Friday, December 5, 2008

Contracts and Settlement Flavors

CONTRACTS: Enforcing Settlement Agreements 12-5-08


Parties can enter into a binding settlement agreement without both parties formally signing the same document. See Edgewater Beach Corp. v. Sugarman, 153 Fla. 555, 15 So. 2d 260 (1943) (Several writings, such as letters or telegrams, constitute a valid and binding written contract when they evidence a complete meeting of the minds of the parties and an agreement upon the terms and conditions of the contract.); Rank v. Sullivan, 132 So. 2d 32, 36 (Fla. 2d DCA 1961) (holding statement in will of person being charged constituted a sufficient memorandum to satisfy statute of frauds); Heffernan v. Keith, 127 So. 2d 903, 904 (Fla. 3d DCA 1961) (finding that telegram constitutes note or memorandum confirming prior agreement); Maas Bros., Inc. v. Dickinson, 195 So. 2d 193 (Fla. 1967) (same).

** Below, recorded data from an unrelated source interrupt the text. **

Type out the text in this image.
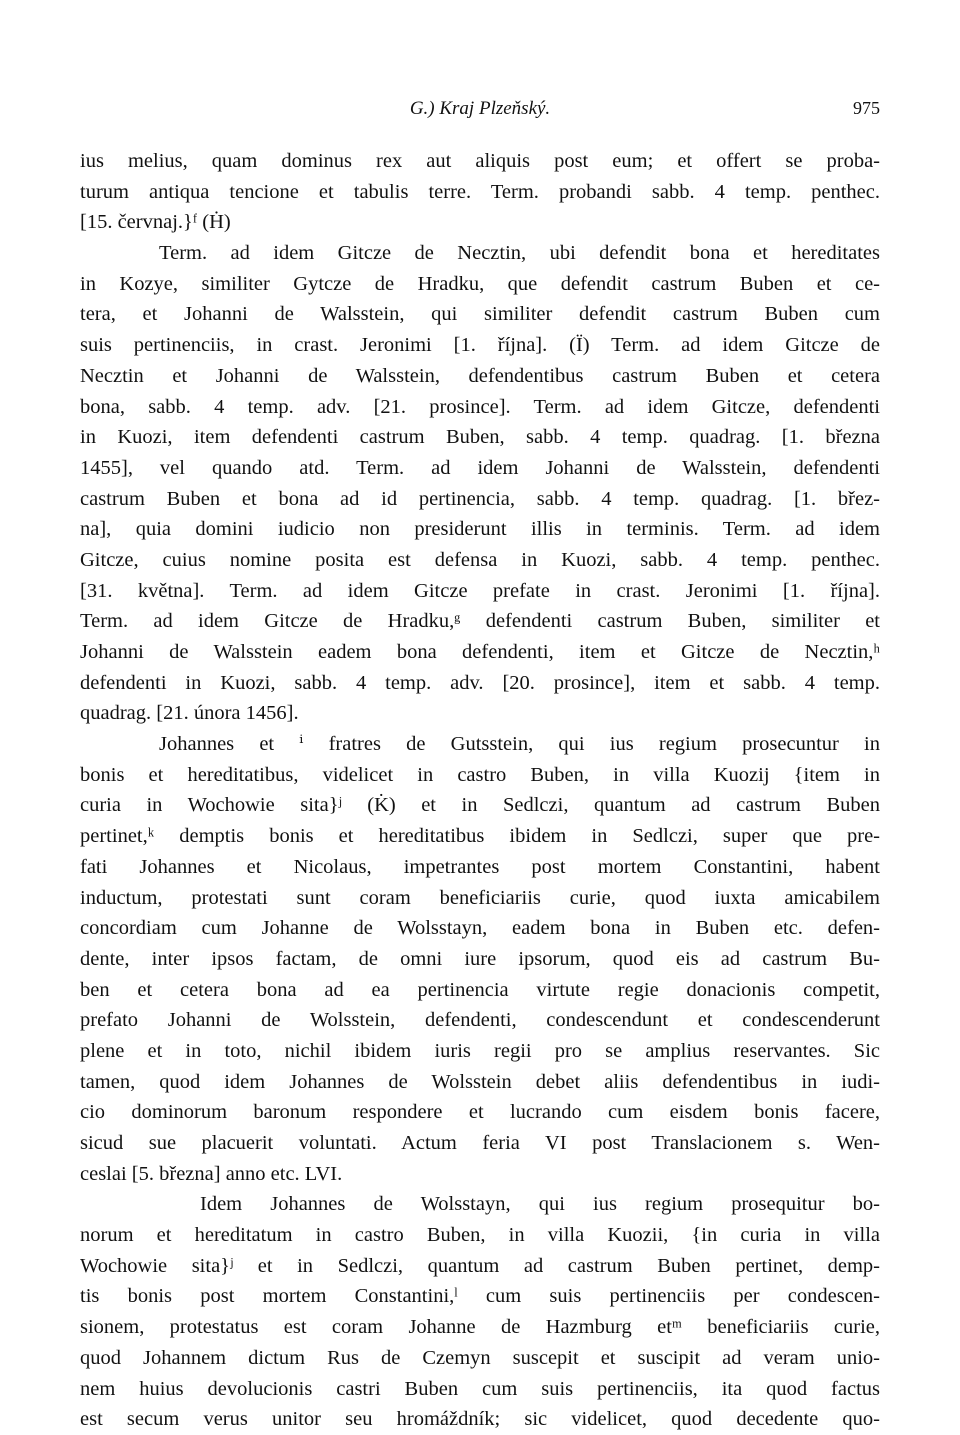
G.) Kraj Plzeňský.	975
ius melius, quam dominus rex aut aliquis post eum; et offert se proba-
turum antiqua tencione et tabulis terre. Term. probandi sabb. 4 temp. penthec.
[15. červnaj.}ᶠ (Ḣ)
Term. ad idem Gitcze de Necztin, ubi defendit bona et hereditates
in Kozye, similiter Gytcze de Hradku, que defendit castrum Buben et ce-
tera, et Johanni de Walsstein, qui similiter defendit castrum Buben cum
suis pertinenciis, in crast. Jeronimi [1. října]. (Ï) Term. ad idem Gitcze de
Necztin et Johanni de Walsstein, defendentibus castrum Buben et cetera
bona, sabb. 4 temp. adv. [21. prosince]. Term. ad idem Gitcze, defendenti
in Kuozi, item defendenti castrum Buben, sabb. 4 temp. quadrag. [1. března
1455], vel quando atd. Term. ad idem Johanni de Walsstein, defendenti
castrum Buben et bona ad id pertinencia, sabb. 4 temp. quadrag. [1. břez-
na], quia domini iudicio non presiderunt illis in terminis. Term. ad idem
Gitcze, cuius nomine posita est defensa in Kuozi, sabb. 4 temp. penthec.
[31. května]. Term. ad idem Gitcze prefate in crast. Jeronimi [1. října].
Term. ad idem Gitcze de Hradku,ᵍ defendenti castrum Buben, similiter et
Johanni de Walsstein eadem bona defendenti, item et Gitcze de Necztin,ʰ
defendenti in Kuozi, sabb. 4 temp. adv. [20. prosince], item et sabb. 4 temp.
quadrag. [21. února 1456].
Johannes et ⁱ fratres de Gutsstein, qui ius regium prosecuntur in
bonis et hereditatibus, videlicet in castro Buben, in villa Kuozij {item in
curia in Wochowie sita}ʲ (K̇) et in Sedlczi, quantum ad castrum Buben
pertinet,ᵏ demptis bonis et hereditatibus ibidem in Sedlczi, super que pre-
fati Johannes et Nicolaus, impetrantes post mortem Constantini, habent
inductum, protestati sunt coram beneficiariis curie, quod iuxta amicabilem
concordiam cum Johanne de Wolsstayn, eadem bona in Buben etc. defen-
dente, inter ipsos factam, de omni iure ipsorum, quod eis ad castrum Bu-
ben et cetera bona ad ea pertinencia virtute regie donacionis competit,
prefato Johanni de Wolsstein, defendenti, condescendunt et condescenderunt
plene et in toto, nichil ibidem iuris regii pro se amplius reservantes. Sic
tamen, quod idem Johannes de Wolsstein debet aliis defendentibus in iudi-
cio dominorum baronum respondere et lucrando cum eisdem bonis facere,
sicud sue placuerit voluntati. Actum feria VI post Translacionem s. Wen-
ceslai [5. března] anno etc. LVI.
Idem Johannes de Wolsstayn, qui ius regium prosequitur bo-
norum et hereditatum in castro Buben, in villa Kuozii, {in curia in villa
Wochowie sita}ʲ et in Sedlczi, quantum ad castrum Buben pertinet, demp-
tis bonis post mortem Constantini,ˡ cum suis pertinenciis per condescen-
sionem, protestatus est coram Johanne de Hazmburg etᵐ beneficiariis curie,
quod Johannem dictum Rus de Czemyn suscepit et suscipit ad veram unio-
nem huius devolucionis castri Buben cum suis pertinenciis, ita quod factus
est secum verus unitor seu hromáždník; sic videlicet, quod decedente quo-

This is patent. Settlement agreements are contractual in nature and are, therefore, interpreted and governed by contract law. Barone v. Rogers, 930 So. 2d 761, 763-64 (Fla. 4th DCA 2006); Cadle Co. v. Schecter, 602 So. 2d 984, 985 (Fla. 3d DCA 1992). Construction of contractual terms is a question of law, which the Courts review de novo, where “the language is clear and unambiguous and free of conflicting inferences.” Miller v. Kase, 789 So. 2d 1095, 1097 (Fla. 4th DCA 2001); see also Gray v. D & J Indus. Inc., 875 So. 2d 683, 683 (Fla. 3d DCA 2004) (“The construction of a contract is a question of law for the courts to determine where the language used in the written contract is clear, unambiguous, and susceptible to only one interpretation.”). Where the contractual language is clear and unambiguous, “courts may not indulge in construction or modification and the express terms of the settlement agreement control.” Sec. Ins. Co. of Hartford v. Puig, 728 So. 2d 292, 294 (Fla. 3d DCA 1999).

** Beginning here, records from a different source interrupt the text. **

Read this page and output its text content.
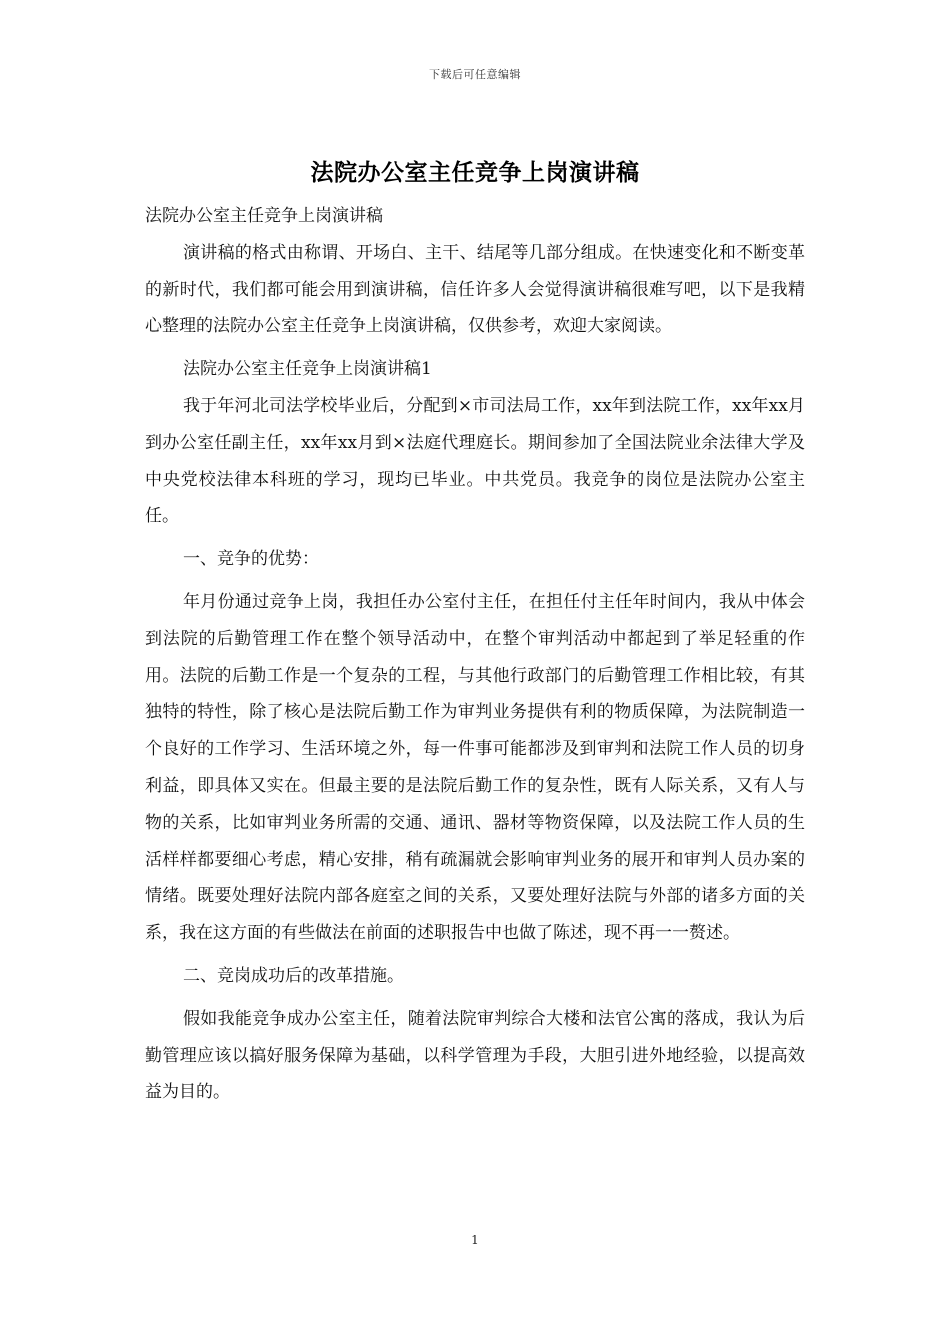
下载后可任意编辑
法院办公室主任竞争上岗演讲稿

法院办公室主任竞争上岗演讲稿

演讲稿的格式由称谓、开场白、主干、结尾等几部分组成。在快速变化和不断变革的新时代，我们都可能会用到演讲稿，信任许多人会觉得演讲稿很难写吧，以下是我精心整理的法院办公室主任竞争上岗演讲稿，仅供参考，欢迎大家阅读。

法院办公室主任竞争上岗演讲稿1

我于年河北司法学校毕业后，分配到×市司法局工作，xx年到法院工作，xx年xx月到办公室任副主任，xx年xx月到×法庭代理庭长。期间参加了全国法院业余法律大学及中央党校法律本科班的学习，现均已毕业。中共党员。我竞争的岗位是法院办公室主任。

一、竞争的优势：

年月份通过竞争上岗，我担任办公室付主任，在担任付主任年时间内，我从中体会到法院的后勤管理工作在整个领导活动中，在整个审判活动中都起到了举足轻重的作用。法院的后勤工作是一个复杂的工程，与其他行政部门的后勤管理工作相比较，有其独特的特性，除了核心是法院后勤工作为审判业务提供有利的物质保障，为法院制造一个良好的工作学习、生活环境之外，每一件事可能都涉及到审判和法院工作人员的切身利益，即具体又实在。但最主要的是法院后勤工作的复杂性，既有人际关系，又有人与物的关系，比如审判业务所需的交通、通讯、器材等物资保障，以及法院工作人员的生活样样都要细心考虑，精心安排，稍有疏漏就会影响审判业务的展开和审判人员办案的情绪。既要处理好法院内部各庭室之间的关系，又要处理好法院与外部的诸多方面的关系，我在这方面的有些做法在前面的述职报告中也做了陈述，现不再一一赘述。

二、竞岗成功后的改革措施。

假如我能竞争成办公室主任，随着法院审判综合大楼和法官公寓的落成，我认为后勤管理应该以搞好服务保障为基础，以科学管理为手段，大胆引进外地经验，以提高效益为目的。

1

An enforceable written agreement may take almost any possible form. See Bader Bros. Transfer & Storage, Inc. v. Campbell, 299 So. 2d 114, 115 (Fla. 3d DCA 1974) (holding settlement sheets were sufficient to constitute memorandum under statute of frauds); Rank v. Sullivan, 132 So. 2d 32, 36 (Fla. 2d DCA 1961) (holding statement in will of person being charged constituted a sufficient memorandum to satisfy statute of frauds); Heffernan v. Keith, 127 So. 2d 903, 904 (Fla. 3d DCA 1961) (finding that telegram constitutes note or memorandum confirming prior agreement). Several writings— (1) emails from one part, with email “signature” and (2) along with corresponding emails will be aggregated to find an enforceable agreement, as long as the signed writing expressly or implicitly refers to the partially or unsigned document. Kolski v. Kolski, 731 So. 2d 169 (Fla. 3rd DCA 1999).

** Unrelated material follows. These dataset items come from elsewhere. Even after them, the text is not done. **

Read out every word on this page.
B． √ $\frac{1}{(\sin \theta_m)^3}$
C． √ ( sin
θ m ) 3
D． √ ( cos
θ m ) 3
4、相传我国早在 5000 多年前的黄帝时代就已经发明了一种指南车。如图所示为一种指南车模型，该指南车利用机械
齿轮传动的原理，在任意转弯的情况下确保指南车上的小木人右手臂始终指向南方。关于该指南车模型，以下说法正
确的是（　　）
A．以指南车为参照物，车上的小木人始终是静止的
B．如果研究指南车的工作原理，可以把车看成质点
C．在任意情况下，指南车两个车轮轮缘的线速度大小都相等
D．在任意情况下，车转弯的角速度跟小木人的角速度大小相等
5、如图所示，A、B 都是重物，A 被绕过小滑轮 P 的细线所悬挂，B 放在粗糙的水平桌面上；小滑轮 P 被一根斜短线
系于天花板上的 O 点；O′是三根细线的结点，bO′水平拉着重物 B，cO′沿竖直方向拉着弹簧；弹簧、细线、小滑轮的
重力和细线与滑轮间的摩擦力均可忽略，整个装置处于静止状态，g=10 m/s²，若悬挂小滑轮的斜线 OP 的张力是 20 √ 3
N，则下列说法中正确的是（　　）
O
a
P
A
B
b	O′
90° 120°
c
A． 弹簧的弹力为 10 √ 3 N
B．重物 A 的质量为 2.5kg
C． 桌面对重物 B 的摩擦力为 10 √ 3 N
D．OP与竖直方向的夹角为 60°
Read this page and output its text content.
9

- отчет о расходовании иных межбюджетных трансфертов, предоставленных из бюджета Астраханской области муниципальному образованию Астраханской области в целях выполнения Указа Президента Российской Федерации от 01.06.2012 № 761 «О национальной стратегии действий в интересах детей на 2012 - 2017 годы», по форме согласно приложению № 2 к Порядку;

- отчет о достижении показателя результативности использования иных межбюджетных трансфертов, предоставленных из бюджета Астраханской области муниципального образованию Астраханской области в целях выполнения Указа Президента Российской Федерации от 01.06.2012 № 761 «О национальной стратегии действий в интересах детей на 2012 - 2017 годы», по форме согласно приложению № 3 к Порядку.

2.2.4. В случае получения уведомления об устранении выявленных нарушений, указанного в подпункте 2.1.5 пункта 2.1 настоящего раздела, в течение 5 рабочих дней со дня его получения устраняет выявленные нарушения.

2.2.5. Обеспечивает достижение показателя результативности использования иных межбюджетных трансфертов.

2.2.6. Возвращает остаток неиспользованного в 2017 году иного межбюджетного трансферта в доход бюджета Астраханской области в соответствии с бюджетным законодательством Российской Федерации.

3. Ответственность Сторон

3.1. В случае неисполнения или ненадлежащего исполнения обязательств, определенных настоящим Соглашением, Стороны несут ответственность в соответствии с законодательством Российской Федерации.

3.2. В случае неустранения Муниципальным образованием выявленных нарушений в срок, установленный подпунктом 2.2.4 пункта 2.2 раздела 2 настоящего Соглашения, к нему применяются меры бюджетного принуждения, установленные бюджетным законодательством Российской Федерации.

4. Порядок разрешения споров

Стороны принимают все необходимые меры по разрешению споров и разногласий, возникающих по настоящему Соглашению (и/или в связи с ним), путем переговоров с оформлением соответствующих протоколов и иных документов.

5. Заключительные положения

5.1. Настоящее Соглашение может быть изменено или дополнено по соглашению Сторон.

"[S]everal writings, only one of which is signed by the debtor, may be aggregated to satisfy the statute provided that the signed writing expressly or implicitly refers to the unsigned document." Cook v. Theme Park Ventures, Inc., 633 So. 2d 468, 471 (Fla. 5th DCA 1994); see also Middelthon v. Crowder, 563 So. 2d 94, 95 (Fla. 3d DCA 1990); Rohlfing v. Tomorrow Realty & Auction Co., Inc., 528 So. 2d 463, 465 (Fla. 5th DCA 1988) (holding real estate terms of sale together with buyer's guide and check constituted sufficient writings to satisfy statute). See also Edgewater Beach Corp. v. Sugarman, 153 Fla. 555, 15 So. 2d 260 (1943) (Several writings, such as letters or telegrams, constitute a valid and binding written contract when they evidence a complete meeting of the minds of the parties and an agreement upon the terms and conditions of the contract.); Rank v. Sullivan, 132 So. 2d 32, 36 (Fla. 2d DCA 1961) (holding statement in will of person being charged constituted a sufficient memorandum to satisfy statute of frauds); Heffernan v. Keith, 127 So. 2d 903, 904 (Fla. 3d DCA 1961) (finding that telegram constitutes note or memorandum confirming prior agreement); Maas Bros., Inc. v. Dickinson, 195 So. 2d 193 (Fla. 1967) (same).